This is a very basic question, but I was going to check that the structural frequencies of my FAST model were similar to the model I am trying to reproduce, but I was surprised that the frequencies of tower and blades are not explicitly input. The frequencies and mode shapes are calculated in BModes and then the mode shapes are parameterised, using a 6-th order polynomial. But it appears the frequencies are not used by FAST. The subroutine Coeff calculates frequencies based on stiffness and mass for each degree of freedom (structural mode). This relies on a “model stiffness” having been calculated first. I will keep looking, but I suppose the only way to find out the structural frequencies would be using the linearization tool?

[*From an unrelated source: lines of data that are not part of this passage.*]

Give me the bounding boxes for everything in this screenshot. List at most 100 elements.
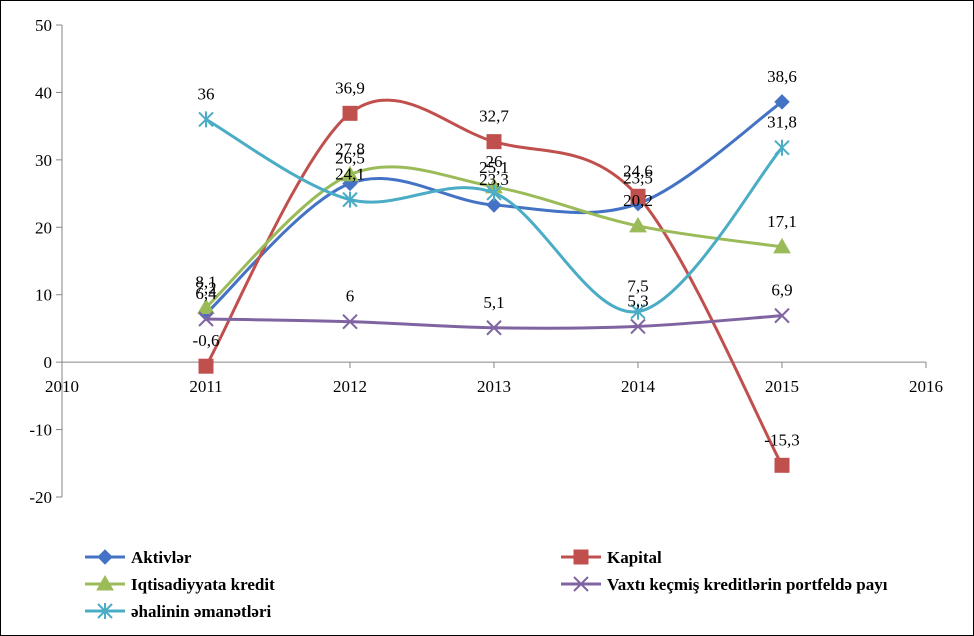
- data-point-marker: [630, 303, 646, 320]
- data-label: -0,6: [193, 331, 220, 350]
- data-label: 24,1: [335, 165, 365, 184]
- legend-marker-shape: [96, 574, 114, 591]
- y-tick-label: 10: [35, 286, 52, 305]
- data-point-marker-shape: [630, 318, 646, 335]
- series-group: [197, 94, 791, 473]
- legend-marker: [97, 603, 113, 619]
- legend-item: Kapital: [561, 548, 662, 567]
- data-label: 26: [486, 152, 503, 171]
- data-point-marker: [486, 197, 502, 213]
- data-point-marker: [342, 313, 358, 330]
- legend-item: Vaxtı keçmiş kreditlərin portfeldə payı: [561, 575, 888, 594]
- series-line: [205, 314, 783, 330]
- data-label: 38,6: [767, 67, 797, 86]
- legend-label: Vaxtı keçmiş kreditlərin portfeldə payı: [607, 575, 888, 594]
- data-point-marker-shape: [198, 111, 214, 128]
- x-tick-label: 2013: [477, 377, 511, 396]
- series-0: [198, 94, 790, 322]
- data-point-marker-shape: [342, 105, 358, 121]
- data-point-marker-shape: [630, 188, 646, 204]
- data-point-marker: [197, 298, 215, 315]
- data-point-marker-shape: [198, 358, 214, 374]
- data-point-marker: [342, 191, 358, 208]
- data-label: 20,2: [623, 191, 653, 210]
- data-label: 7,5: [627, 277, 648, 296]
- data-point-marker: [630, 318, 646, 335]
- data-point-marker: [198, 311, 214, 327]
- data-point-marker: [486, 184, 502, 201]
- data-label: 32,7: [479, 107, 509, 126]
- y-tick-label: 0: [44, 353, 53, 372]
- data-label: 17,1: [767, 212, 797, 231]
- data-point-marker-shape: [342, 191, 358, 208]
- data-point-marker-shape: [197, 298, 215, 315]
- data-point-marker: [774, 457, 790, 473]
- x-tick-label: 2010: [45, 377, 79, 396]
- data-point-marker-shape: [341, 165, 359, 182]
- data-label: 27,8: [335, 140, 365, 159]
- series-line: [205, 118, 784, 314]
- series-4: [198, 111, 790, 320]
- legend-marker-shape: [97, 603, 113, 619]
- data-label: 6,4: [195, 284, 217, 303]
- data-point-marker-shape: [629, 216, 647, 233]
- data-point-marker-shape: [774, 94, 790, 110]
- data-point-marker-shape: [342, 313, 358, 330]
- data-point-marker-shape: [486, 184, 502, 201]
- data-point-marker: [774, 139, 790, 156]
- data-point-marker-shape: [774, 307, 790, 324]
- data-labels-group: 7,2 26,5 23,3 23,5 38,6 -0,6 36,9 32,7 24,6 -15,3…: [193, 67, 800, 449]
- data-point-marker: [486, 320, 502, 336]
- legend-item: Aktivlər: [85, 548, 192, 567]
- data-point-marker: [773, 237, 791, 254]
- data-label: 6: [346, 287, 355, 306]
- legend-marker: [573, 549, 589, 565]
- legend-label: Iqtisadiyyata kredit: [131, 575, 275, 594]
- data-point-marker: [774, 307, 790, 324]
- y-tick-label: 30: [35, 151, 52, 170]
- data-label: -15,3: [764, 430, 799, 449]
- y-tick-label: -20: [29, 488, 52, 507]
- data-label: 26,5: [335, 148, 365, 167]
- x-tick-label: 2014: [621, 377, 656, 396]
- legend-label: Aktivlər: [131, 548, 192, 567]
- data-point-marker: [630, 188, 646, 204]
- data-point-marker: [341, 165, 359, 182]
- series-3: [198, 307, 790, 336]
- axes: -20 -10 0 10 20 30 40 50 2010 2011 2012 2013 2014 201…: [29, 16, 943, 507]
- data-point-marker-shape: [486, 197, 502, 213]
- legend: Aktivlər Kapital Iqtisadiyyata kredit Vaxtı…: [85, 548, 888, 621]
- data-point-marker-shape: [774, 139, 790, 156]
- legend-marker: [97, 549, 113, 565]
- legend-marker-shape: [573, 576, 589, 592]
- x-tick-label: 2015: [765, 377, 799, 396]
- x-tick-label: 2016: [909, 377, 943, 396]
- legend-item: Iqtisadiyyata kredit: [85, 574, 275, 594]
- data-label: 36: [198, 84, 215, 103]
- legend-item: əhalinin əmanətləri: [85, 602, 272, 621]
- data-point-marker: [198, 111, 214, 128]
- data-label: 23,5: [623, 169, 653, 188]
- data-label: 23,3: [479, 170, 509, 189]
- data-label: 36,9: [335, 78, 365, 97]
- legend-label: əhalinin əmanətləri: [131, 602, 272, 621]
- data-point-marker-shape: [486, 134, 502, 150]
- legend-label: Kapital: [607, 548, 662, 567]
- data-label: 5,1: [483, 293, 504, 312]
- y-tick-label: -10: [29, 421, 52, 440]
- y-tick-label: 40: [35, 83, 52, 102]
- data-label: 8,1: [195, 273, 216, 292]
- data-point-marker: [774, 94, 790, 110]
- legend-marker: [573, 576, 589, 592]
- data-point-marker: [629, 216, 647, 233]
- y-tick-label: 50: [35, 16, 52, 35]
- legend-marker: [96, 574, 114, 591]
- data-point-marker: [486, 134, 502, 150]
- data-label: 25,1: [479, 158, 509, 177]
- legend-marker-shape: [97, 549, 113, 565]
- x-tick-label: 2012: [333, 377, 367, 396]
- data-point-marker-shape: [198, 311, 214, 327]
- series-1: [198, 98, 790, 473]
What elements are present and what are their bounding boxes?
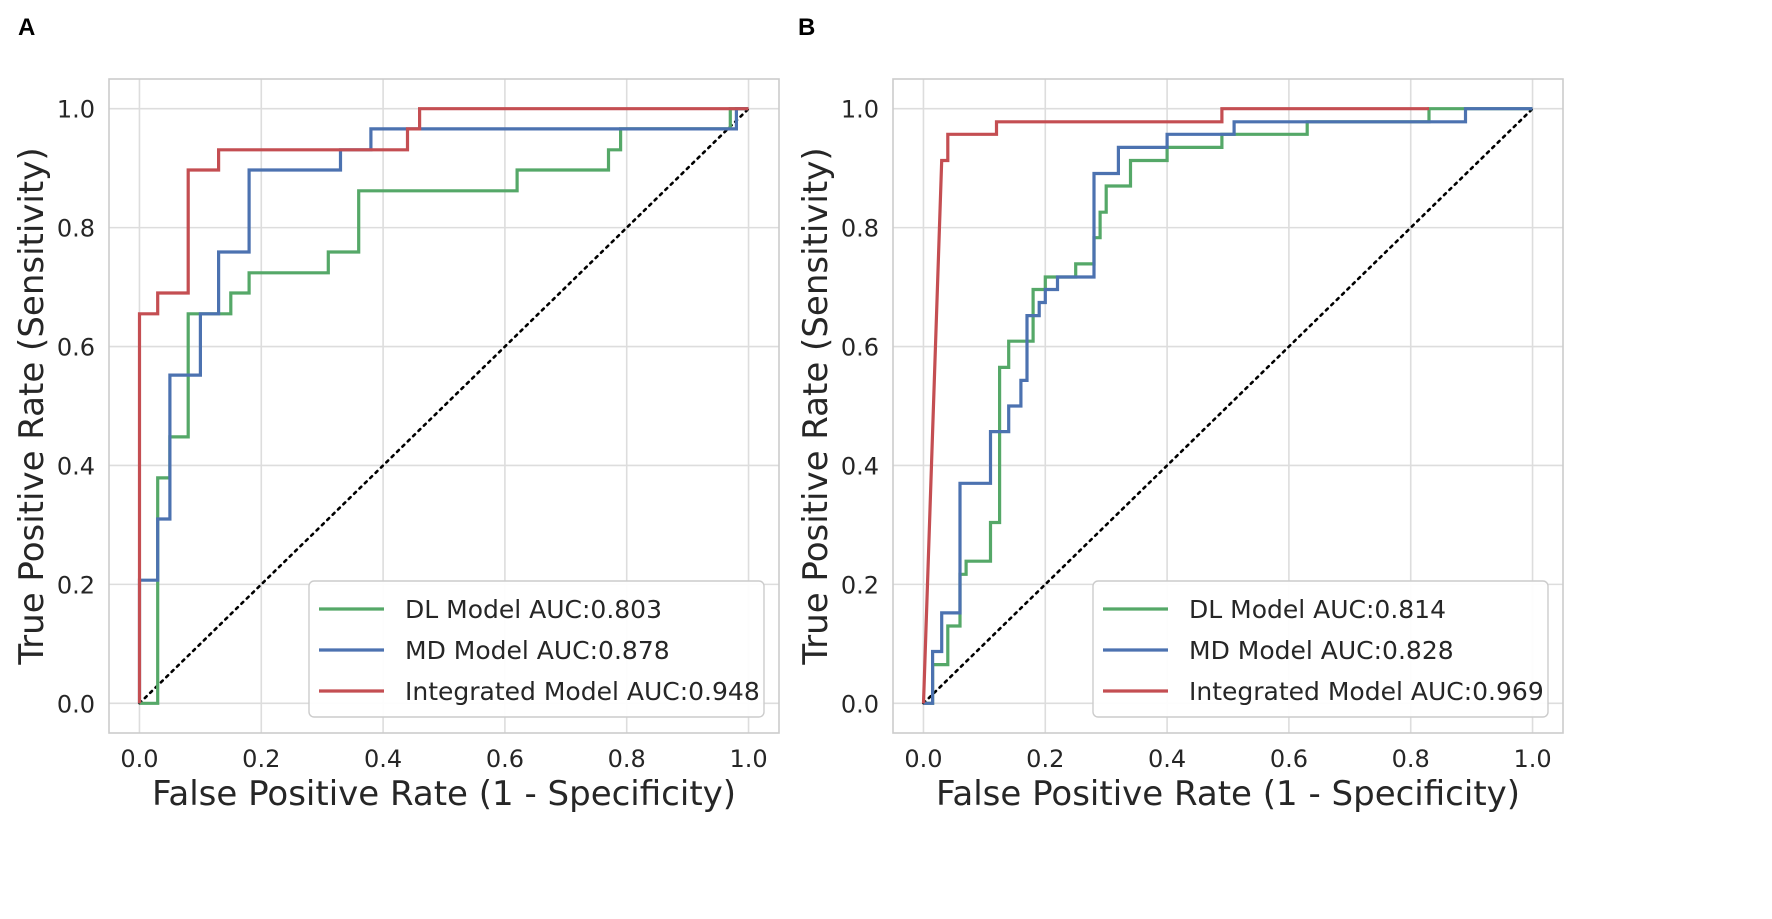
plot-panel-a: 0.0 0.2 0.4 0.6 0.8 1.00.00.20.40.60.81.0Fals… xyxy=(12,78,780,814)
x-tick-label: 1.0 xyxy=(1513,745,1551,773)
y-tick-label: 0.2 xyxy=(57,571,95,599)
y-tick-label: 0.6 xyxy=(57,334,95,362)
x-tick-label: 0.6 xyxy=(1270,745,1308,773)
x-tick-label: 0.4 xyxy=(1148,745,1186,773)
x-tick-label: 0.2 xyxy=(242,745,280,773)
y-tick-label: 0.0 xyxy=(57,690,95,718)
plot-frame-b xyxy=(892,78,1564,734)
x-tick-label: 0.6 xyxy=(486,745,524,773)
plot-frame-a xyxy=(108,78,780,734)
x-axis-label: False Positive Rate (1 - Specificity) xyxy=(152,774,736,814)
legend-label-integrated: Integrated Model AUC:0.948 xyxy=(405,677,760,706)
x-tick-label: 0.0 xyxy=(120,745,158,773)
y-tick-label: 0.4 xyxy=(57,452,95,480)
y-tick-label: 1.0 xyxy=(57,96,95,124)
y-tick-label: 0.8 xyxy=(841,215,879,243)
panel-label-a: A xyxy=(18,14,36,41)
x-tick-label: 0.4 xyxy=(364,745,402,773)
x-axis-label: False Positive Rate (1 - Specificity) xyxy=(936,774,1520,814)
x-tick-label: 1.0 xyxy=(729,745,767,773)
legend-label-integrated: Integrated Model AUC:0.969 xyxy=(1189,677,1544,706)
y-axis-label: True Positive Rate (Sensitivity) xyxy=(796,147,836,665)
legend-box xyxy=(308,580,765,718)
legend-label-dl: DL Model AUC:0.803 xyxy=(405,595,662,624)
y-tick-label: 1.0 xyxy=(841,96,879,124)
legend-label-md: MD Model AUC:0.828 xyxy=(1189,636,1454,665)
x-tick-label: 0.8 xyxy=(1392,745,1430,773)
y-tick-label: 0.8 xyxy=(57,215,95,243)
chance-diagonal-line xyxy=(138,107,750,705)
legend-label-dl: DL Model AUC:0.814 xyxy=(1189,595,1446,624)
y-tick-label: 0.4 xyxy=(841,452,879,480)
plot-panel-b: 0.0 0.2 0.4 0.6 0.8 1.00.00.20.40.60.81.0Fals… xyxy=(796,78,1564,814)
legend-a: DL Model AUC:0.803 MD Model AUC:0.878 Inte… xyxy=(308,580,765,718)
roc-curve-integrated xyxy=(137,107,749,704)
legend-label-md: MD Model AUC:0.878 xyxy=(405,636,670,665)
legend-box xyxy=(1092,580,1549,718)
legend-b: DL Model AUC:0.814 MD Model AUC:0.828 Inte… xyxy=(1092,580,1549,718)
x-tick-label: 0.2 xyxy=(1026,745,1064,773)
roc-curve-integrated xyxy=(921,107,1429,704)
roc-curve-md xyxy=(923,107,1533,705)
y-tick-label: 0.6 xyxy=(841,334,879,362)
y-axis-label: True Positive Rate (Sensitivity) xyxy=(12,147,52,665)
panel-label-b: B xyxy=(798,14,816,41)
roc-curve-md xyxy=(137,107,749,704)
chance-diagonal-line xyxy=(922,107,1534,705)
x-tick-label: 0.8 xyxy=(608,745,646,773)
y-tick-label: 0.2 xyxy=(841,571,879,599)
x-tick-label: 0.0 xyxy=(904,745,942,773)
y-tick-label: 0.0 xyxy=(841,690,879,718)
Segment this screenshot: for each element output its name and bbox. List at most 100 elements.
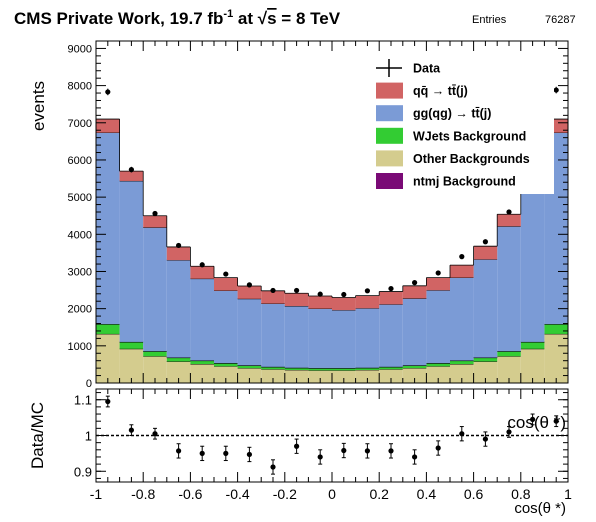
ratio-point (176, 448, 182, 454)
x-tick-label: -0.6 (178, 486, 202, 502)
x-tick-label: -0.2 (273, 486, 297, 502)
data-point (128, 167, 134, 173)
legend-label: gg(qg) → tt̄(j) (413, 107, 491, 121)
stack-bar (143, 351, 167, 357)
ratio-point (152, 431, 158, 437)
ratio-point (364, 448, 370, 454)
stack-bar (190, 266, 214, 279)
stack-bar (497, 226, 521, 352)
stack-bar (402, 365, 427, 369)
data-point (246, 282, 252, 288)
stack-bar (190, 364, 214, 383)
stack-bar (166, 260, 191, 358)
data-point (152, 210, 158, 217)
stack-bar (450, 277, 474, 361)
stack-bar (166, 361, 191, 383)
x-tick-label: 0.6 (464, 486, 484, 502)
stack-bar (190, 278, 214, 361)
stack-bar (119, 171, 144, 181)
entries-label: Entries (472, 14, 507, 26)
legend-box (368, 56, 554, 194)
ratio-point (412, 454, 418, 460)
stacked-histograms (96, 118, 568, 383)
data-point (199, 262, 205, 268)
stack-bar (261, 369, 285, 383)
data-point (294, 287, 300, 294)
stack-bar (214, 277, 238, 291)
data-point (412, 280, 418, 286)
legend-swatch (376, 173, 403, 189)
stack-bar (497, 214, 521, 227)
data-point (435, 270, 441, 276)
main-panel: 0 1000 2000 3000 4000 5000 6000 7000 8000 9000 Da… (29, 40, 569, 390)
data-point (223, 271, 229, 277)
ratio-point (223, 450, 229, 456)
main-axes: 0 1000 2000 3000 4000 5000 6000 7000 8000 9000 (68, 40, 569, 390)
stack-bar (402, 368, 427, 383)
ratio-point (459, 431, 465, 437)
ratio-point (317, 454, 323, 460)
stack-bar (261, 290, 285, 304)
stack-bar (308, 368, 332, 371)
stack-bar (426, 290, 450, 364)
stack-bar (520, 348, 545, 383)
stack-bar (473, 361, 498, 383)
ratio-point (553, 418, 559, 424)
data-point (317, 291, 323, 297)
ratio-points (105, 395, 559, 475)
stack-bar (332, 370, 356, 383)
x-tick-label: 1 (564, 486, 572, 502)
stack-bar (473, 357, 498, 362)
stack-bar (473, 259, 498, 358)
stack-bar (284, 293, 309, 307)
y-tick-label: 3000 (68, 266, 92, 278)
stack-bar (190, 360, 214, 365)
ratio-point (270, 464, 276, 470)
stack-bar (284, 369, 309, 383)
stack-bar (355, 308, 380, 368)
legend-label: ntmj Background (413, 175, 516, 189)
ratio-panel: 0.911.1-1 -0.8 -0.6 -0.4 -0.2 0 0.2 0.4 0.6 0.8 1 … (28, 388, 572, 517)
y-tick-label: 5000 (68, 192, 92, 204)
y-axis-label-events: events (29, 81, 48, 131)
y-axis-label-ratio: Data/MC (28, 402, 47, 469)
stack-bar (214, 290, 238, 364)
x-tick-label: 0.8 (511, 486, 531, 502)
data-point (270, 287, 276, 294)
y-tick-label: 0 (86, 378, 92, 390)
legend-swatch (376, 150, 403, 167)
y-tick-label: 7000 (68, 118, 92, 130)
ratio-point (506, 429, 512, 435)
stack-bar (355, 367, 380, 370)
x-axis-label: cos(θ *) (514, 500, 566, 517)
stack-bar (450, 364, 474, 383)
stack-bar (497, 351, 521, 357)
stack-bar (308, 308, 332, 369)
legend: Data qq̄ → tt̄(j) gg(qg) → tt̄(j) WJets Bac… (368, 56, 554, 194)
stack-bar (261, 303, 285, 367)
entries-value: 76287 (545, 14, 576, 26)
ratio-point (341, 447, 347, 454)
data-point (506, 209, 512, 215)
ratio-y-tick-label: 1.1 (74, 393, 92, 408)
legend-swatch (376, 127, 403, 144)
stack-bar (214, 363, 238, 367)
legend-label: Other Backgrounds (413, 152, 530, 166)
stack-bar (119, 180, 144, 342)
stack-bar (166, 246, 191, 261)
ratio-point (388, 448, 394, 454)
stack-bar (332, 368, 356, 371)
data-points (105, 86, 559, 298)
x-tick-label: -0.4 (226, 486, 250, 502)
stack-bar (332, 310, 356, 369)
legend-swatch (376, 105, 403, 122)
ratio-point (482, 436, 488, 442)
ratio-inner-label: cos(θ *) (507, 413, 566, 432)
ratio-point (199, 450, 205, 456)
ratio-point (435, 445, 441, 451)
stack-bar (355, 295, 380, 309)
x-tick-label: 0 (328, 486, 336, 502)
data-point (341, 291, 347, 298)
y-tick-label: 1000 (68, 341, 92, 353)
stack-bar (379, 367, 403, 370)
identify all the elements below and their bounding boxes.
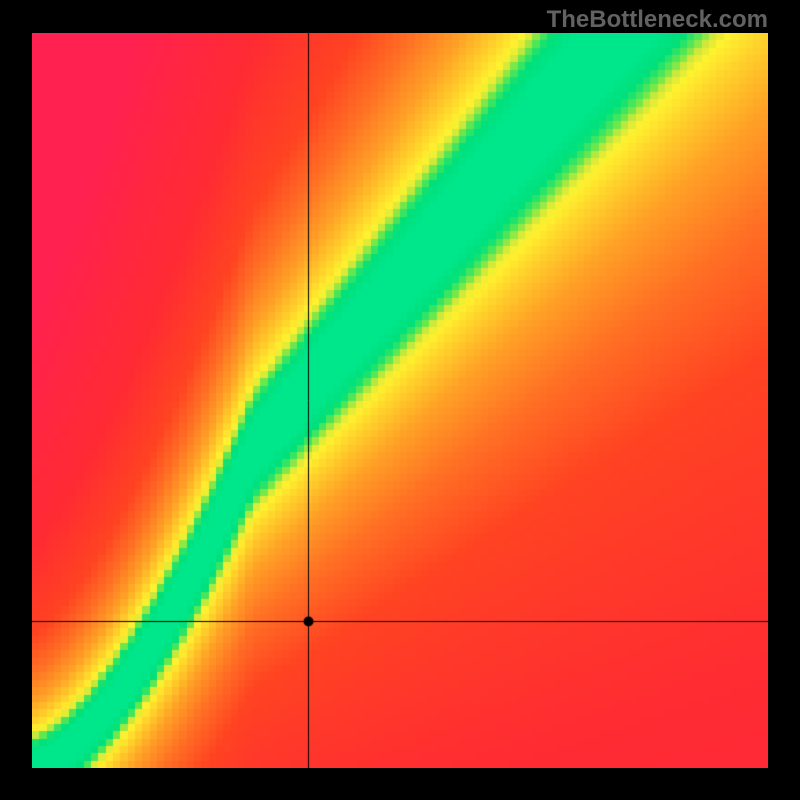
bottleneck-heatmap — [32, 33, 768, 768]
watermark-text: TheBottleneck.com — [547, 6, 768, 34]
chart-container: TheBottleneck.com — [0, 0, 800, 800]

The mode shapes specified in the FAST input files are used as shape functions in a nonlinear beam model of the blades and tower. The shape functions are normalized by the tower-top displacement. (The DOF corresponding to each mode is the transverse tower-top displacement.) Because only two shape functions (two DOF) are used for each bending direction, it is important to specify shape functions that correspond to realistic deflections, i.e. the natural mode shapes. The shape functions are also used to form the generalized mass and stiffness matrices of the beams. You can’t specify the natural frequencies in FAST; these result from the specified mass and stiffness (generalized matrices) and geometry – not only of the beam, but also of the beam’s boundary conditions.
The natural frequencies calculated within routine Coeff() are only estimates (they don’t include the effects of the boundary conditions on the natural frequencies) and are used only for the calculation of the generalized damping term.
You can derive the natural frequencies from FAST in two ways: (1) through a FAST linearization analysis and (2) through post-processing of time-domain simulations (e.g., PSDs).